Por Valentín Varillas
Esta elección, por lo menos en el caso de Puebla, empieza a tener semejanzas espantosas con la intermedia del 2015, una de las peores en la historia de la democracia estatal.
Lo que vimos como resultado de aquella jornada electoral, no estuvo ni siquiera cerca de honrar la romántica frase que apela a la “voluntad popular expresada en las urnas”.
Al contrario.
Lo que menos influyó en las tendencias que perfilaban a los ganadores, fue el voto ciudadano y sí la operación electoral de estructuras paralelas a las de los partidos, las que se sostienen y movilizan con recursos públicos de distintos niveles de gobierno.
Esas fueron las que realmente decidieron.
Su trabajo se dejó ver prácticamente desde el inicio de las campañas.
Durante semanas se escucharon voces, desde ambos lados de la trinchera, que aseguraban que se alteraban sistemáticamente las condiciones de equidad a través del descarado reparto de apoyos y la compra de conciencias.
Como pocas veces se había visto antes, el desaseo y las violaciones a lo que marca la ley, generaron un número histórico de denuncias ante la autoridad electoral.
El ciudadano “libre”, el que en teoría ejerce un voto de conciencia en función de lo que considera lo mejor para él, quedó relegado a un segundo plano, lo que facilitó la manipulación y el acarreo.
Los genios electorales que definen estrategias y seleccionan candidatos, en aquella ocasión, trabajaron incansablemente para inhibir la presencia de poblanos en las urnas.
Y con creces lo lograron.
El nivel de los abanderados y su propuesta legislativa fue históricamente mediocre, lo que abonó a que los ciudadanos no quisieran saber nada que tuviera que ver con la elección.
¿Por quién voto si todos están de la chingada?-fue el cuestionamiento más común en aquella coyuntura electoral.
El sentimiento de orfandad del votante común y corriente fue demoledor.
Más allá de filias y fobias particulares, el sentimiento de desencanto ante la oferta política fue demoledoramente mayoritario.

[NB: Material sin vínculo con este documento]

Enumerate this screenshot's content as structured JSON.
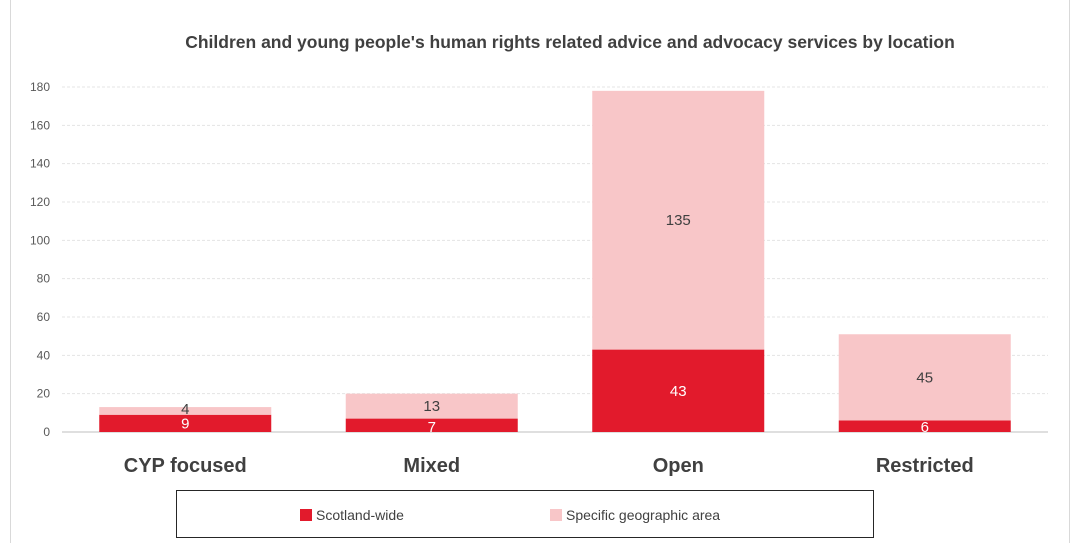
{
  "chart_data": {
    "type": "bar",
    "stacked": true,
    "title": "Children and young people's human rights related advice and advocacy services by location",
    "categories": [
      "CYP focused",
      "Mixed",
      "Open",
      "Restricted"
    ],
    "series": [
      {
        "name": "Scotland-wide",
        "values": [
          9,
          7,
          43,
          6
        ],
        "color": "#e21a2c",
        "label_color": "#ffffff"
      },
      {
        "name": "Specific geographic area",
        "values": [
          4,
          13,
          135,
          45
        ],
        "color": "#f8c6c8",
        "label_color": "#404040"
      }
    ],
    "ylim": [
      0,
      180
    ],
    "yticks": [
      0,
      20,
      40,
      60,
      80,
      100,
      120,
      140,
      160,
      180
    ],
    "grid": true,
    "legend": "bottom",
    "xlabel": "",
    "ylabel": ""
  }
}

Paralelamente, los propios partidos y niveles de gobierno estuvieron detrás de las acciones masivas de fomento a la anulación del voto.
Como nunca, a través de redes sociales y otros canales masivos de contacto, supuestos individuos libres, en teoría cansados del pésimo desempeño de nuestros representantes populares y aparentemente de manera espontánea, invitaban a ir a las casillas y no cruzar alguna de las opciones que aparecían en la boleta.
En vez de emitir un voto válido, la llenaban con cualquier mensaje o reivindicación ajenos al proceso electoral.
En este contexto y más allá de la definición de vencedores y vencidos: ¿quién decidió entonces?
¿Somos los ciudadanos quienes elegimos realmente a nuestros representantes populares o siguen siendo los acuerdos cupulares -con su respectivos desvíos y operación de recursos públicos- los verdaderos electores?
Este cuestionamiento sigue siendo vigente, muy válido inclusive en estos tiempos de supuesto cambio político en México.
En Puebla, la guerra de estructuras tuvo la última palabra.
En este 2021, con las consecuencias sanitarias, políticas y sociales de la pandemia, las condiciones están dadas para un escenario incluso mucho peor, al que ya vivimos políticamente hace ya seis años.